Two pet cats in New York state have tested positive for the coronavirus, marking the first confirmed cases in companion animals in the US, federal officials said.
The cats, which had mild respiratory illnesses and are expected to recover, are thought to have contracted the virus from people in their households or neighbourhoods, the US Department of Agriculture (USDA) and the federal Centres for Disease Control and Prevention said.
The finding, which comes after positive tests in some tigers and lions at the Bronx Zoo, adds to a small number of confirmed cases of the virus in animals worldwide.
US authorities say while it appears some animals can catch the virus from people, there is no indication pets are transmitting it to human beings.
“We don’t want people to panic. We don’t want people to be afraid of pets” or to rush to test them en masse, said Dr Casey Barton Behravesh, a CDC official who works on human-animal health connections.
“There’s no evidence that pets are playing a role in spreading this disease to people.”
Still, the CDC is recommending people prevent their pets from interacting with people or animals outside their homes – by keeping cats indoors and dogs out of dog parks, for instance.
Coronavirus testing for pets is not recommended unless an animal has been exposed to a person with Covid-19 and the animal has symptoms of the disease — and tests have ruled out more common possible causes, said Dr Jane Rooney of the USDA.
Barton Behravesh said the animal tests are done at veterinary labs and use different chemicals than human tests, which have been in short supply during the crisis.
Scientists studying the virus have been looking closely at links between human and animals. While a consensus is still evolving, the leading theory is that infection among humans began at an animal market in China, probably from an animal that got the virus from a bat.
Scientists are working to understand the potential for transmission to animals in homes, farms and elsewhere. So far, it does not appear that livestock or poultry are susceptible, Dr Rooney said.
The USDA and CDC have recommended pet owners with Covid-19 avoid petting, snuggling or other contact with their animals as much as possible, including wearing a face covering while caring for them.
There have been a handful of reports outside the U.S. of pet dogs or cats becoming infected after close contact with contagious people, including a Hong Kong dog that tested positive for a low level of the pathogen in February and early March. Hong Kong agriculture authorities concluded pet dogs and cats could not pass the virus to human beings but could test positive if exposed by their owners.

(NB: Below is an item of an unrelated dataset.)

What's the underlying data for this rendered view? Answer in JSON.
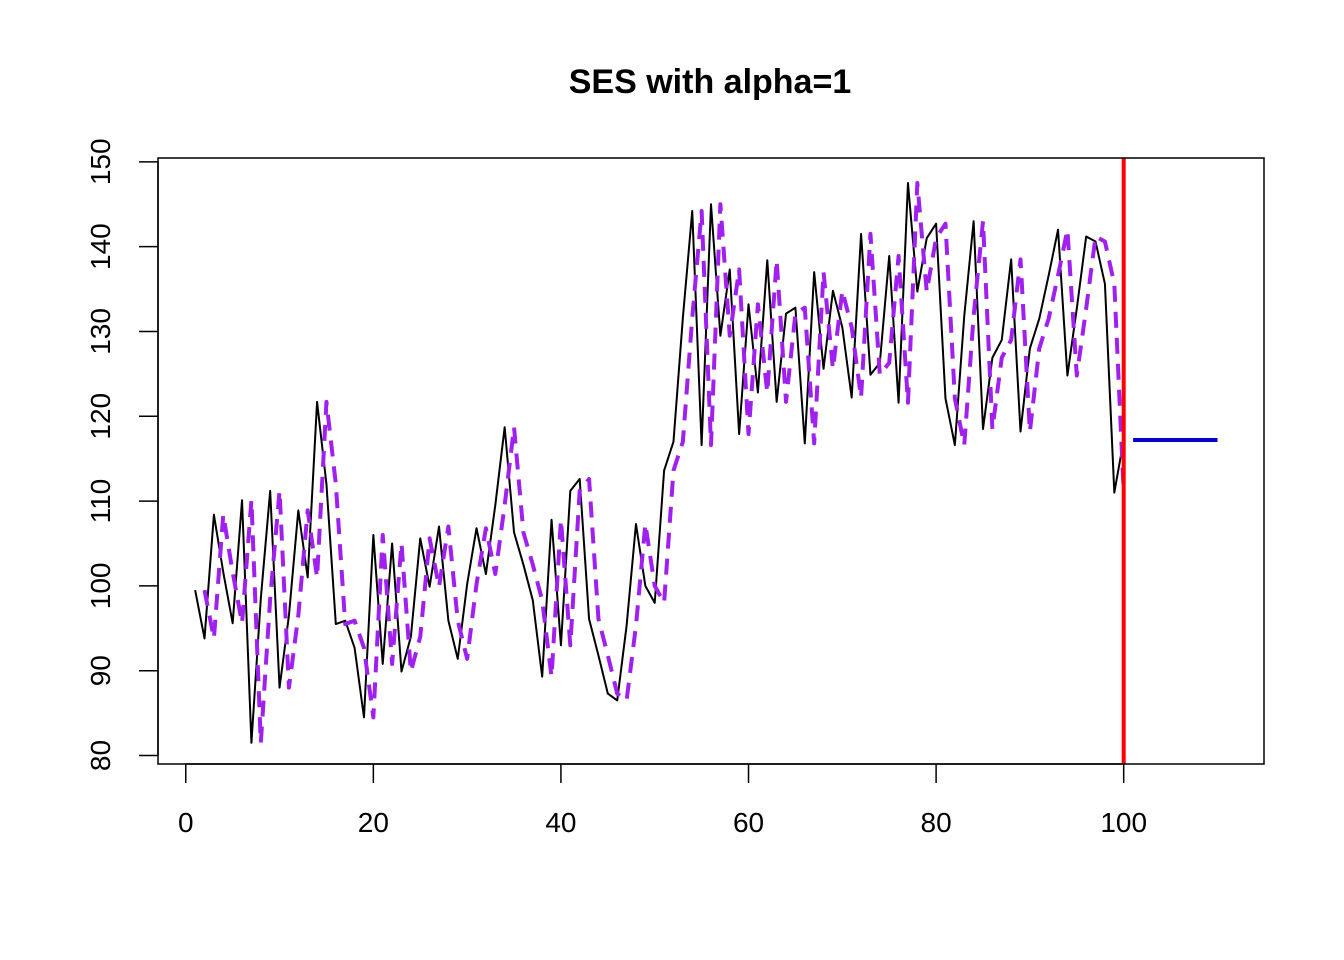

A tiger at the Bronx Zoo had what was believed to be the first confirmed coronavirus case in an animal in the U.S. or a tiger anywhere. The four-year-old Malayan tiger, named Nadia, was tested after starting to showing signs of illness on March 27, 11 days after the zoo closed to the public because of the virus.
Three other tigers and three lions later showed symptoms. Tests subsequently confirmed they all had the virus, as did another tiger that shares their exhibit but did not show any signs of illness, the zoo said Wednesday.